Person: Of course I did, I love that show.

Me: You know it’s not real, right? You know that Joffrey is played by an actor? He’s actually a really sweet kid probably.

Person: Yes I know, obviously.

Me: And the people from Lost weren’t really stranded on an island with a smoke monster. They were actors, that was scripted for a TV show. And that guy from Entourage isn’t really a good actor that people have heard of. It’s all fake.

Person: I know. Don’t be an idiot.

Me: Then why do you like it if you know it’s fake?

Person: Oh, I see what you’re doing now. You’re being a dick ‘cause I did the wrestling is fake joke before.

Me: Yes I am.

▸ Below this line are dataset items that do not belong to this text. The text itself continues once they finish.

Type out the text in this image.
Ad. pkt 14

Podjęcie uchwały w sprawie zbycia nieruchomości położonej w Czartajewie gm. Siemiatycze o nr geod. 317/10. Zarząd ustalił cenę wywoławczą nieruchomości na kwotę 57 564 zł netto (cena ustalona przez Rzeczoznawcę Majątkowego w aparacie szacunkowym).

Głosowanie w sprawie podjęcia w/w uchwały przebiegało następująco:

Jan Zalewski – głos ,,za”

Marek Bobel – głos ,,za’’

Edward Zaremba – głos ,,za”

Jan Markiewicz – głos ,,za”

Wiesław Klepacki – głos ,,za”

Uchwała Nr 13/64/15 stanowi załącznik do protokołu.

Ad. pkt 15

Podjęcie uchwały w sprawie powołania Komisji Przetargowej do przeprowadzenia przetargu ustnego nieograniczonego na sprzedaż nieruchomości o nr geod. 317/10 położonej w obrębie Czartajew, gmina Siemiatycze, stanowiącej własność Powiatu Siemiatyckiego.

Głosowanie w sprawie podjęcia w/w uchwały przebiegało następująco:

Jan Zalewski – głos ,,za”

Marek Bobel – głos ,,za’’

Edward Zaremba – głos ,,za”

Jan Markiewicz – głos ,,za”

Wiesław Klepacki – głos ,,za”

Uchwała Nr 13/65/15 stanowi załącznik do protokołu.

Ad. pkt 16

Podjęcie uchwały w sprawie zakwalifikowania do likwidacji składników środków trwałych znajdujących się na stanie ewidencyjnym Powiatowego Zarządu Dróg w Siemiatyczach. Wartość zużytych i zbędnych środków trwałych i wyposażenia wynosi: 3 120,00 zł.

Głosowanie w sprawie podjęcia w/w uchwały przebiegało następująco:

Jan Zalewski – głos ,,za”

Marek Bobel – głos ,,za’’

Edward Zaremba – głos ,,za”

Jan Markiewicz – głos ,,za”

Aaaaaaaaand scene.

[Both Me and Person turn to the camera and bow, picking up the roses that inevitably get thrown from the crowd.]

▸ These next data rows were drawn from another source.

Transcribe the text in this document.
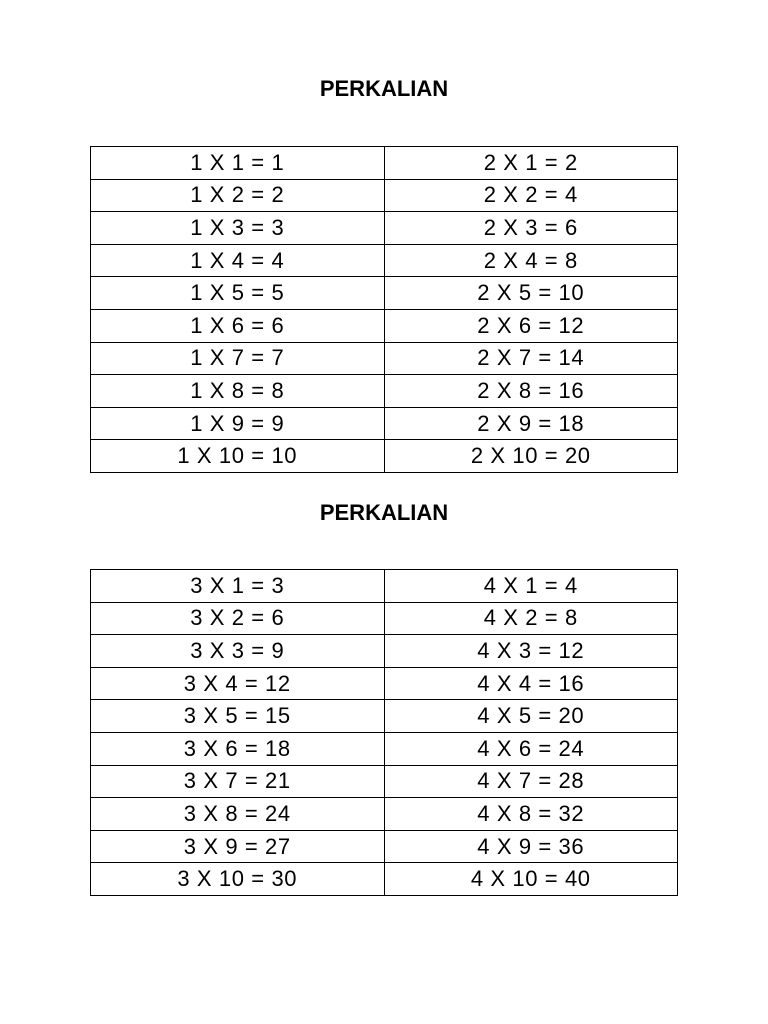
PERKALIAN
1 X 1 = 1	2 X 1 = 2
1 X 2 = 2	2 X 2 = 4
1 X 3 = 3	2 X 3 = 6
1 X 4 = 4	2 X 4 = 8
1 X 5 = 5	2 X 5 = 10
1 X 6 = 6	2 X 6 = 12
1 X 7 = 7	2 X 7 = 14
1 X 8 = 8	2 X 8 = 16
1 X 9 = 9	2 X 9 = 18
1 X 10 = 10	2 X 10 = 20
PERKALIAN
3 X 1 = 3	4 X 1 = 4
3 X 2 = 6	4 X 2 = 8
3 X 3 = 9	4 X 3 = 12
3 X 4 = 12	4 X 4 = 16
3 X 5 = 15	4 X 5 = 20
3 X 6 = 18	4 X 6 = 24
3 X 7 = 21	4 X 7 = 28
3 X 8 = 24	4 X 8 = 32
3 X 9 = 27	4 X 9 = 36
3 X 10 = 30	4 X 10 = 40
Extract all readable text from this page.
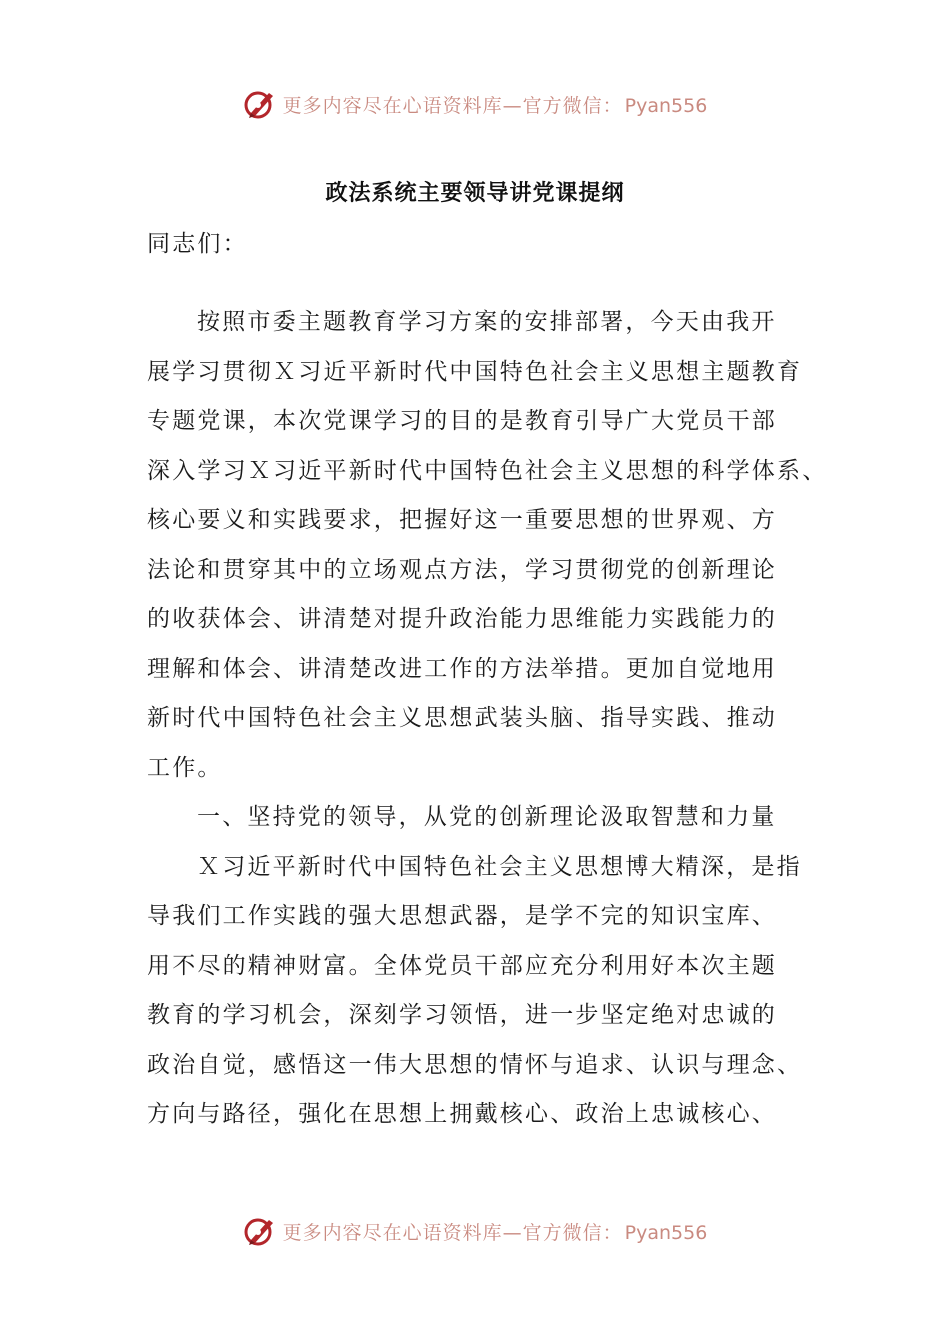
更多内容尽在心语资料库—官方微信： Pyan556
政法系统主要领导讲党课提纲
同志们：
按照市委主题教育学习方案的安排部署，今天由我开
展学习贯彻Ｘ习近平新时代中国特色社会主义思想主题教育
专题党课，本次党课学习的目的是教育引导广大党员干部
深入学习Ｘ习近平新时代中国特色社会主义思想的科学体系、
核心要义和实践要求，把握好这一重要思想的世界观、方
法论和贯穿其中的立场观点方法，学习贯彻党的创新理论
的收获体会、讲清楚对提升政治能力思维能力实践能力的
理解和体会、讲清楚改进工作的方法举措。更加自觉地用
新时代中国特色社会主义思想武装头脑、指导实践、推动
工作。
一、坚持党的领导，从党的创新理论汲取智慧和力量
Ｘ习近平新时代中国特色社会主义思想博大精深，是指
导我们工作实践的强大思想武器，是学不完的知识宝库、
用不尽的精神财富。全体党员干部应充分利用好本次主题
教育的学习机会，深刻学习领悟，进一步坚定绝对忠诚的
政治自觉，感悟这一伟大思想的情怀与追求、认识与理念、
方向与路径，强化在思想上拥戴核心、政治上忠诚核心、
更多内容尽在心语资料库—官方微信： Pyan556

Nobody who doesn’t believe in Santa Claus watches wrestling because they think it’s real. People watch wrestling for the same reason that they watch Kung-fu movies or read comic books: it’s a good vs. evil story told through action. Add in the fact that if you go along to a wrestling event and cheer as loud as you can for a guy, you can directly affect his career, then you’ve got something truly special. You can change the product. If you go to a movie and sit in the chair and boo when Iron Man comes on you’ll probably get ejected. But if enough people go to wrestling and cheer someone, they will change the product to make you cheer him more. The Rock was just an average wrestler getting by with what a couple of wrestling writers were writing for him. Then one day, he got so good that people started cheering for him instead of booing. Then, more people started cheering. A lot. The WWE (WWF at the time) realized they could make more money with him as a good guy so started playing to it. The people cheered more. Fast forward a few years and The Rock is legitimately one of the highest paid actors in Hollywood. All because a few geeks cheered when he put his one of his eyebrows up.

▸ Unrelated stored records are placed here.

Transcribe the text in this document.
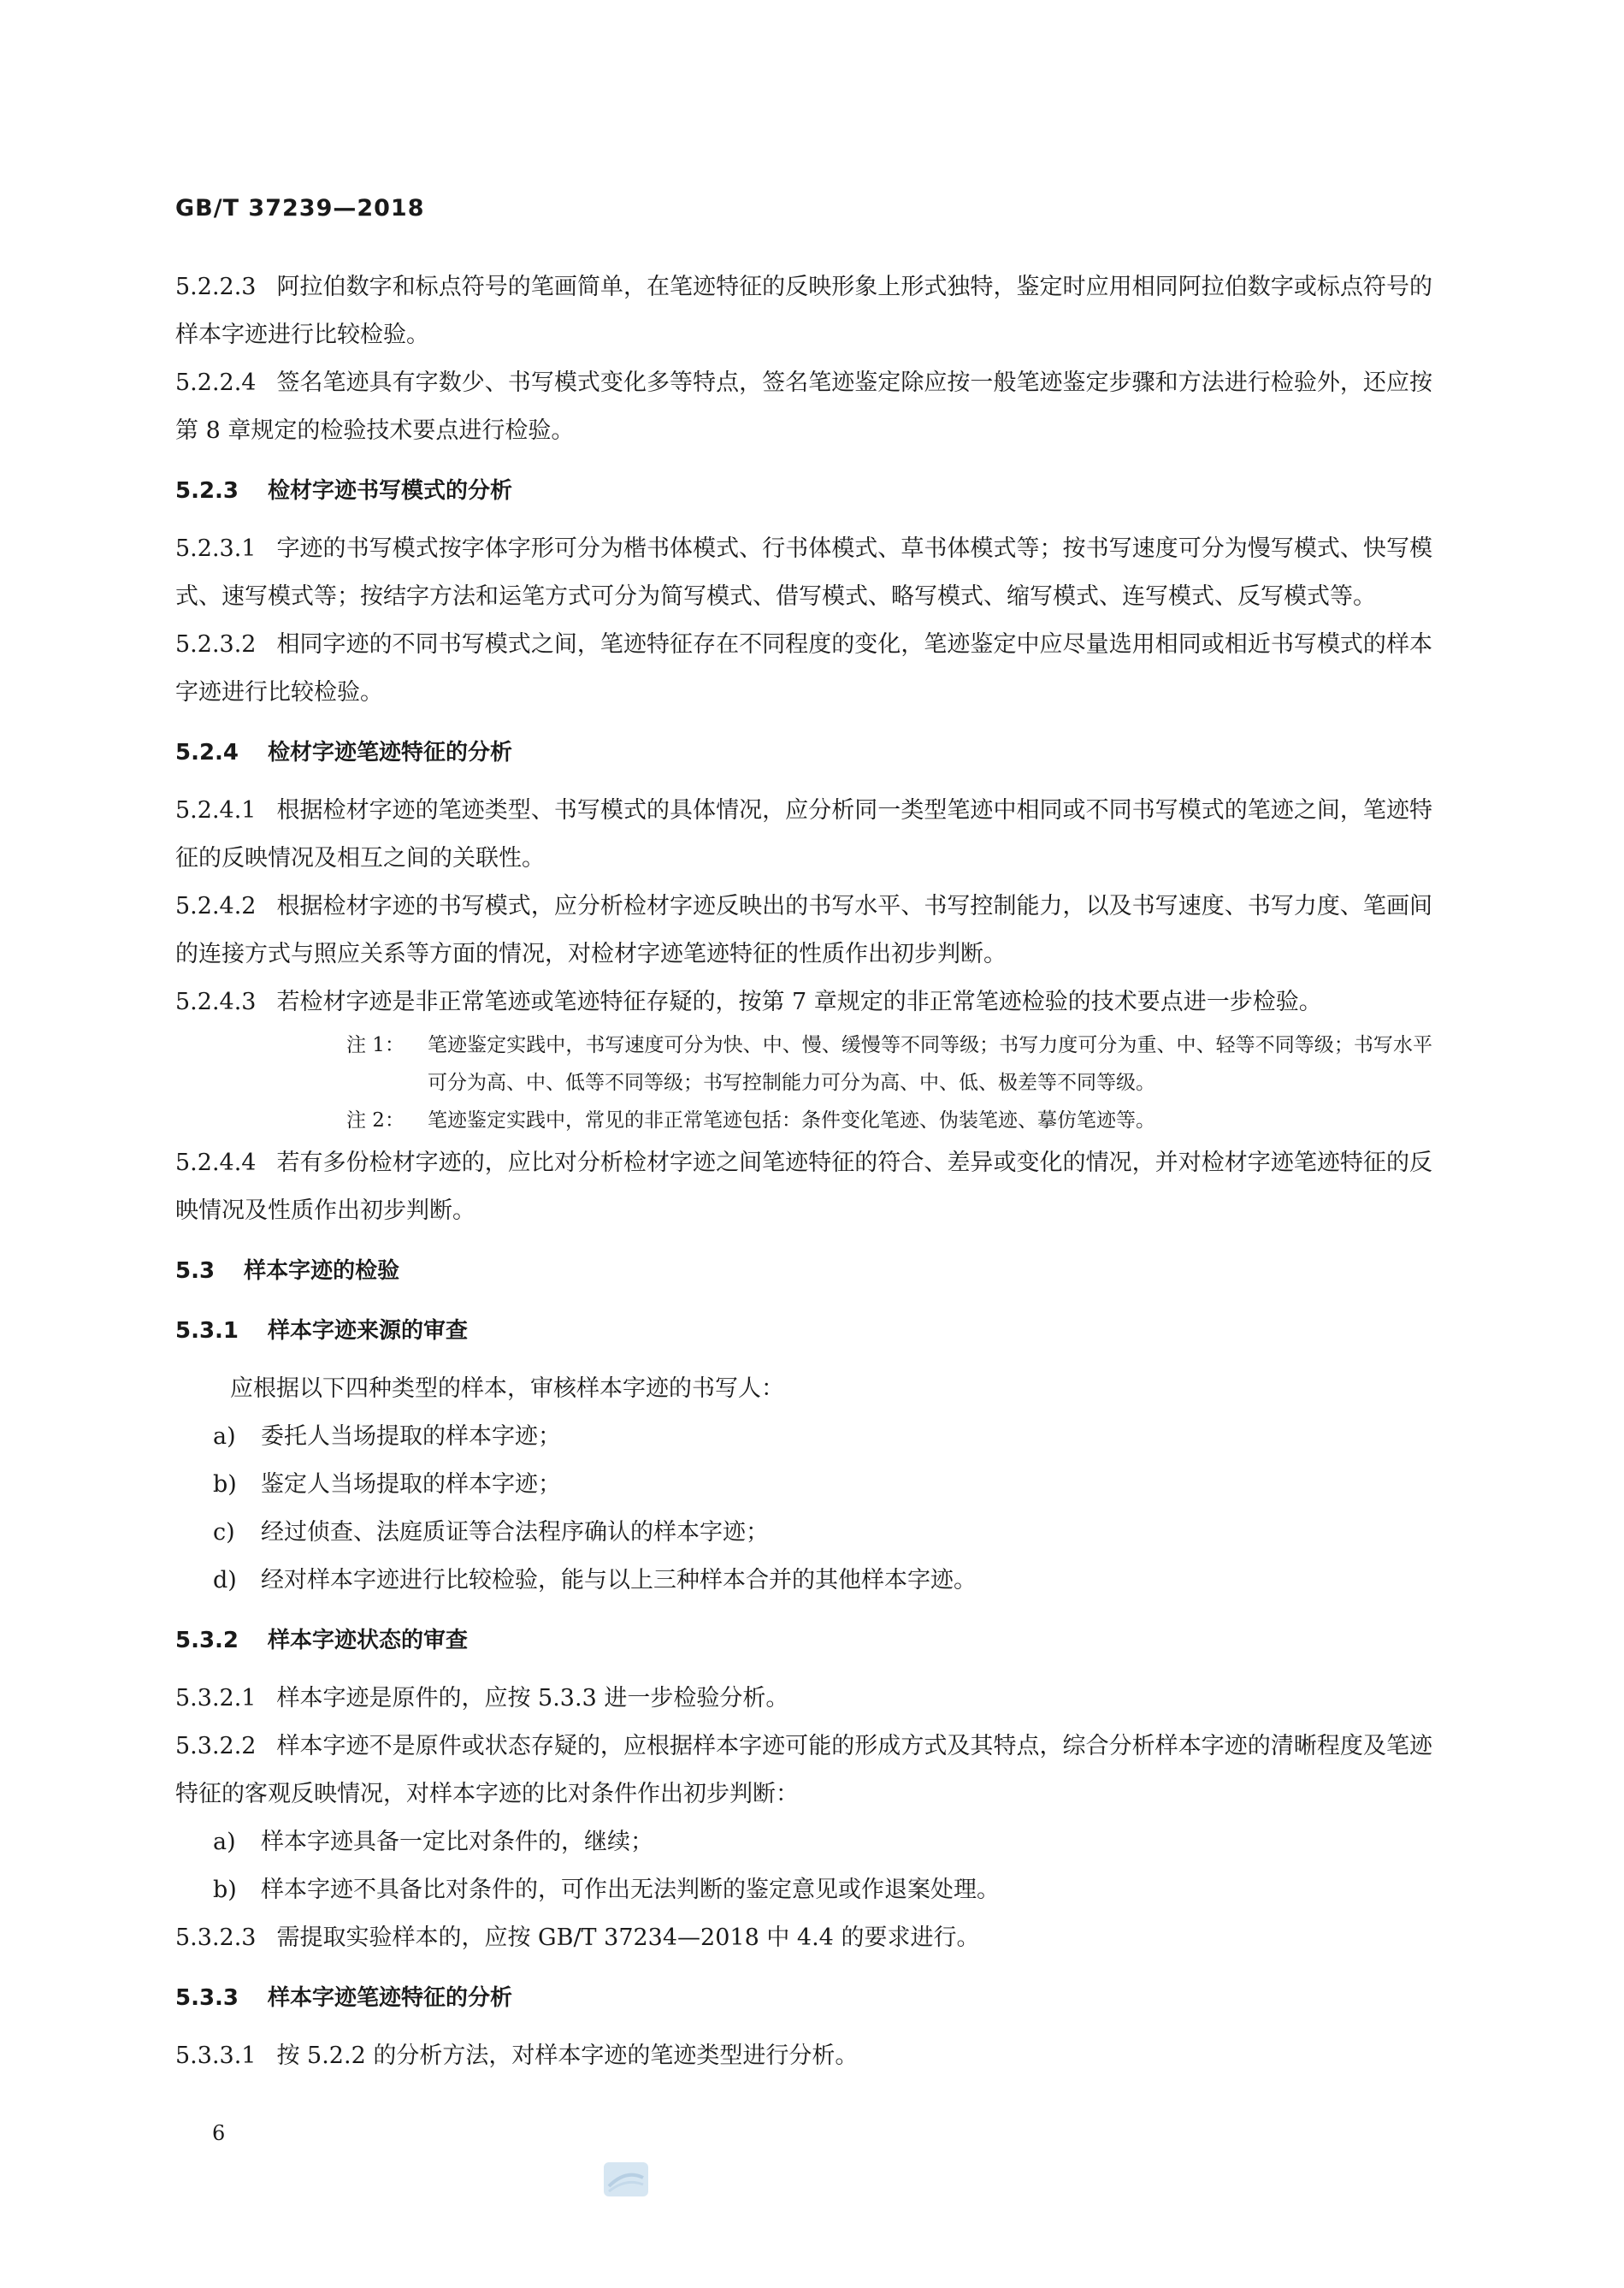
GB/T 37239—2018

5.2.2.3 阿拉伯数字和标点符号的笔画简单，在笔迹特征的反映形象上形式独特，鉴定时应用相同阿拉伯数字或标点符号的样本字迹进行比较检验。

5.2.2.4 签名笔迹具有字数少、书写模式变化多等特点，签名笔迹鉴定除应按一般笔迹鉴定步骤和方法进行检验外，还应按第 8 章规定的检验技术要点进行检验。

5.2.3 检材字迹书写模式的分析

5.2.3.1 字迹的书写模式按字体字形可分为楷书体模式、行书体模式、草书体模式等；按书写速度可分为慢写模式、快写模式、速写模式等；按结字方法和运笔方式可分为简写模式、借写模式、略写模式、缩写模式、连写模式、反写模式等。

5.2.3.2 相同字迹的不同书写模式之间，笔迹特征存在不同程度的变化，笔迹鉴定中应尽量选用相同或相近书写模式的样本字迹进行比较检验。

5.2.4 检材字迹笔迹特征的分析

5.2.4.1 根据检材字迹的笔迹类型、书写模式的具体情况，应分析同一类型笔迹中相同或不同书写模式的笔迹之间，笔迹特征的反映情况及相互之间的关联性。

5.2.4.2 根据检材字迹的书写模式，应分析检材字迹反映出的书写水平、书写控制能力，以及书写速度、书写力度、笔画间的连接方式与照应关系等方面的情况，对检材字迹笔迹特征的性质作出初步判断。

5.2.4.3 若检材字迹是非正常笔迹或笔迹特征存疑的，按第 7 章规定的非正常笔迹检验的技术要点进一步检验。

注 1： 笔迹鉴定实践中，书写速度可分为快、中、慢、缓慢等不同等级；书写力度可分为重、中、轻等不同等级；书写水平可分为高、中、低等不同等级；书写控制能力可分为高、中、低、极差等不同等级。

注 2： 笔迹鉴定实践中，常见的非正常笔迹包括：条件变化笔迹、伪装笔迹、摹仿笔迹等。

5.2.4.4 若有多份检材字迹的，应比对分析检材字迹之间笔迹特征的符合、差异或变化的情况，并对检材字迹笔迹特征的反映情况及性质作出初步判断。

5.3 样本字迹的检验
5.3.1 样本字迹来源的审查

应根据以下四种类型的样本，审核样本字迹的书写人：

a) 委托人当场提取的样本字迹；

b) 鉴定人当场提取的样本字迹；

c) 经过侦查、法庭质证等合法程序确认的样本字迹；

d) 经对样本字迹进行比较检验，能与以上三种样本合并的其他样本字迹。

5.3.2 样本字迹状态的审查

5.3.2.1 样本字迹是原件的，应按 5.3.3 进一步检验分析。

5.3.2.2 样本字迹不是原件或状态存疑的，应根据样本字迹可能的形成方式及其特点，综合分析样本字迹的清晰程度及笔迹特征的客观反映情况，对样本字迹的比对条件作出初步判断：

a) 样本字迹具备一定比对条件的，继续；

b) 样本字迹不具备比对条件的，可作出无法判断的鉴定意见或作退案处理。

5.3.2.3 需提取实验样本的，应按 GB/T 37234—2018 中 4.4 的要求进行。

5.3.3 样本字迹笔迹特征的分析

5.3.3.1 按 5.2.2 的分析方法，对样本字迹的笔迹类型进行分析。

6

To me, wrestling is storytelling in its purest form. Some people like theatre, some like musicals, I like wrestling. Yes, it has its flaws from time to time. Sometimes the writing is bad and sometimes there’s a character called Katie Vick. If you don’t know who that is then please, please don’t look it up. But to me, wrestling is the only form of entertainment that feels alive, that I can watch along with and feel a part of. When my favorite football team wins it’s because of a bunch of factors played out randomly and one team capitalized. When the hero wins at the end of a movie I celebrate and feel joy but then it’s over just as quickly as it started. But when Daniel Bryan lifted the WWE World Heavyweight Championship above his head at the end of Wrestlemania 30 it was because he was chosen. He was chosen by WWE to win. All the time he spent striving to be the best in his weird, backwards, mocked little business had paid off. The blood spilled, the injuries, the pain he will live with for the rest of his life was worth it in that moment because he was chosen to be the guy who won in the end. He was chosen and I, personally, played a part in that decision. And to you, the person calling me a geek, I say that right then, in that moment, wrestling was real enough for me.